ブラックコーヒー片手に本を持てば喫茶店スタイルは完璧だ。テーブルごとにひっそりと喋っているカップルやおばさま方の会話を怪しまれないで聞くことができる。私と同じようにブラックコーヒーを飲んでいるあの人は何の仕事をしているんだろう、と鏡ごしに目が合った気がしたけれど何も起こらない。喫茶店は店主の色がかなり出るから音楽や家具などにも違いが見える。先日うるさい友達と静かな喫茶店に入ってしまったとき、筆談で会話を進めた。文章でも伝えたい思いが多いのか私が一ページ分に伝えるのに対し、彼女は四ページ分書き殴っていた。口語調から文語調になっているのも面白かった。
斜め向かいの席の人を観察したり、自分の会話が聞かれるのが嫌だったり、今日は寒いからココアもいいなと思ったり、それぞれの席ごとの空間で思い思いに過ごす。しかし自分の時間を過ごすことで喫茶店に加担してしまっているんだ。それに気づかず私はコーヒー片手に今日も江古田のブナに行った。喫茶店の内部を見たら、ああ、あの人溶け込んでるじゃんって思われるんだろうな。

自信
下の毛を全部剃ってみた。試しにやってみると、自分が一気に可愛く見えて自信が出た。まだこんな愛しい部分があったんだねと優しく触れた。銭湯では、あの人大人なのになんで毛がないの、と子供に言われた。子供よ、大人になればわかるよ。毛がないだけで、こんなにも開放的なれるなんて不思議。

隠語
昔、近所に住んでいる友達とリカちゃん人形でよく遊んでいた。加えて家にはボーイフレンドのカケルくんがいたので、小学校の低学年の大半をその二体で遊ぶことに費やした。
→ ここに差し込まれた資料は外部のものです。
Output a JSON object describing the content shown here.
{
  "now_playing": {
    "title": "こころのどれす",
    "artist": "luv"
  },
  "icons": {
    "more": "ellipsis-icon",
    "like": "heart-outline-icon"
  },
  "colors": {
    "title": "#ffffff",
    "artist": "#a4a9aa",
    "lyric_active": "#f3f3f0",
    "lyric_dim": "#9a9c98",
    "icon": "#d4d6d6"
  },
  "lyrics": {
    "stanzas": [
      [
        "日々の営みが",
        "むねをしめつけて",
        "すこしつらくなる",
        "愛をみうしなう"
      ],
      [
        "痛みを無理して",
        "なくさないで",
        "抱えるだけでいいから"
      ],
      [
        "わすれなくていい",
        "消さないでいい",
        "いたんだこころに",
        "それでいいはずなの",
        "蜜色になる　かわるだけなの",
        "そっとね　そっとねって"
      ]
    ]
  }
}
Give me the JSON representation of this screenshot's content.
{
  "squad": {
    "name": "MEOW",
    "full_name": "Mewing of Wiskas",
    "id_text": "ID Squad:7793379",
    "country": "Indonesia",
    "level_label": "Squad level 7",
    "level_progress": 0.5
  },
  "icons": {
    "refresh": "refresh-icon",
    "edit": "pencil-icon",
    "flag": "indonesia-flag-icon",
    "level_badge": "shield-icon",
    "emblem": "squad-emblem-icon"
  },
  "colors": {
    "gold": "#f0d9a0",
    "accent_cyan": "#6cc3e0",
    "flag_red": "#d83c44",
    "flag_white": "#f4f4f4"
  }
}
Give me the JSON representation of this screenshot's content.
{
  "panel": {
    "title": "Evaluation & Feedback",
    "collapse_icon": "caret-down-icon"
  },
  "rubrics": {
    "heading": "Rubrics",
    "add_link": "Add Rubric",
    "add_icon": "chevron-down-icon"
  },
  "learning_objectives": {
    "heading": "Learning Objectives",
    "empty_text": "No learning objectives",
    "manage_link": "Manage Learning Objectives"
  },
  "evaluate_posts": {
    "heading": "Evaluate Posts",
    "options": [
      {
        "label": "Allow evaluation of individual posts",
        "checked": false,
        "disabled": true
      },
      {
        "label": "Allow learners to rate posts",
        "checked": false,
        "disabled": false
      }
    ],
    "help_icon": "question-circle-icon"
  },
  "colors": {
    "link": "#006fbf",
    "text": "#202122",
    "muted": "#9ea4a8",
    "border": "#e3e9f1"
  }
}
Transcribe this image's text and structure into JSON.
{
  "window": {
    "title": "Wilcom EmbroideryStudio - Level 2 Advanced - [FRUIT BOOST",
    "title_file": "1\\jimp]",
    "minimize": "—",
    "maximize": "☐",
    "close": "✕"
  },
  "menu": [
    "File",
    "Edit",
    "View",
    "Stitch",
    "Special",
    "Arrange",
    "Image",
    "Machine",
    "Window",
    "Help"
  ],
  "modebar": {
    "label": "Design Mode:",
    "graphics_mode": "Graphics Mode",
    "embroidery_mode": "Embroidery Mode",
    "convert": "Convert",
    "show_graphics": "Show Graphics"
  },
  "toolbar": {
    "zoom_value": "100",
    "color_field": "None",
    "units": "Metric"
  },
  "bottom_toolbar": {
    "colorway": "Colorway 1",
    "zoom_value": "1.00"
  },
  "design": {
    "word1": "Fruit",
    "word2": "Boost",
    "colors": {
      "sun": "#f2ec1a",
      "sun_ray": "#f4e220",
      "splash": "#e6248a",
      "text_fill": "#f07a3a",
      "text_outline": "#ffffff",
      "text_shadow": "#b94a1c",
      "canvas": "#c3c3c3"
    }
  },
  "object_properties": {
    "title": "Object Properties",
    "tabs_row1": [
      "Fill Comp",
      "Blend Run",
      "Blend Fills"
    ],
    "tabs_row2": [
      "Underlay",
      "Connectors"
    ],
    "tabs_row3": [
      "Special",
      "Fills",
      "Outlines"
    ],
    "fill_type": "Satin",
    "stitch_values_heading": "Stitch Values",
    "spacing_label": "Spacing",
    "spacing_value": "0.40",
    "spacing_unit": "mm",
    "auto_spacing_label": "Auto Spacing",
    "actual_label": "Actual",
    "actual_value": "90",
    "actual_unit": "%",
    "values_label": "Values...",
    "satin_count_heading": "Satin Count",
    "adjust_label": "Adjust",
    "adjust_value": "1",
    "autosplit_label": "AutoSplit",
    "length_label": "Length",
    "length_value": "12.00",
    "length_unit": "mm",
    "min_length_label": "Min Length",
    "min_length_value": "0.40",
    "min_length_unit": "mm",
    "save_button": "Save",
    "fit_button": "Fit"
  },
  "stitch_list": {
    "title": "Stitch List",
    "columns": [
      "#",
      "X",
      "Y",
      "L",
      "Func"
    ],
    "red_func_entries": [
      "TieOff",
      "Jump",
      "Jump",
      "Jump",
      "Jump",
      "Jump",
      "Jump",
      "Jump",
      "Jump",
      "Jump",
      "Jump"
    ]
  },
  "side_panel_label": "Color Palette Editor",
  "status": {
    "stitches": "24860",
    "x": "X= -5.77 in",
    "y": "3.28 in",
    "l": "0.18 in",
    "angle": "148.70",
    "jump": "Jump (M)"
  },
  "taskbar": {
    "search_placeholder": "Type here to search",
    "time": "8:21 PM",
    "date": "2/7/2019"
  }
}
友達のみさちゃんはカケルくんの役を毎回やりたがり、しかも絶対にリカちゃんがキャバ嬢で、カケルくんがその店に通う客という設定で行った。
カケル「今日もきちゃたよ。カーニバル」
(親にバレないように、キャバクラをカーニバルと呼んでいた)
リカちゃん「もう、カケルさん。いつもありがとうね。チュ」
みさちゃんは、直接言いたくない言葉は全て隠語で表した。キャバクラをカーニバルと言ったり、 ナイスバディ→エターナル ご指名→スクリームなどである。小学校低学年が格好いいと思うカタカナ英語を適当に当てはめただけなので意味や繋がりは特にない。私もみさちゃんに合わせてそのように呼んでいた。
あるとき、麻薬防止教室というものが学校で開かれた。一人の有識者がきて麻薬の恐ろしさを口頭で説明するのだが、再現VTRの映像でより一層麻薬について学ぶというものがあった。その中で、薬をばらまく売人は、覚せい剤→スピード 大麻→チョコ と呼んでいるシーンがあり、まさに私たちのリカちゃんの中の世界だった。私たちがやっていたことは間違っていなかったのだと自信がついた。翌日からはチョコのことを大麻と呼ぶようになった。
今では高校と大学が離れてみさちゃんとは会う機会が少なくなった。もし今度会ったら伝えなきゃ。私インドでチョコラッシーを飲んだよ。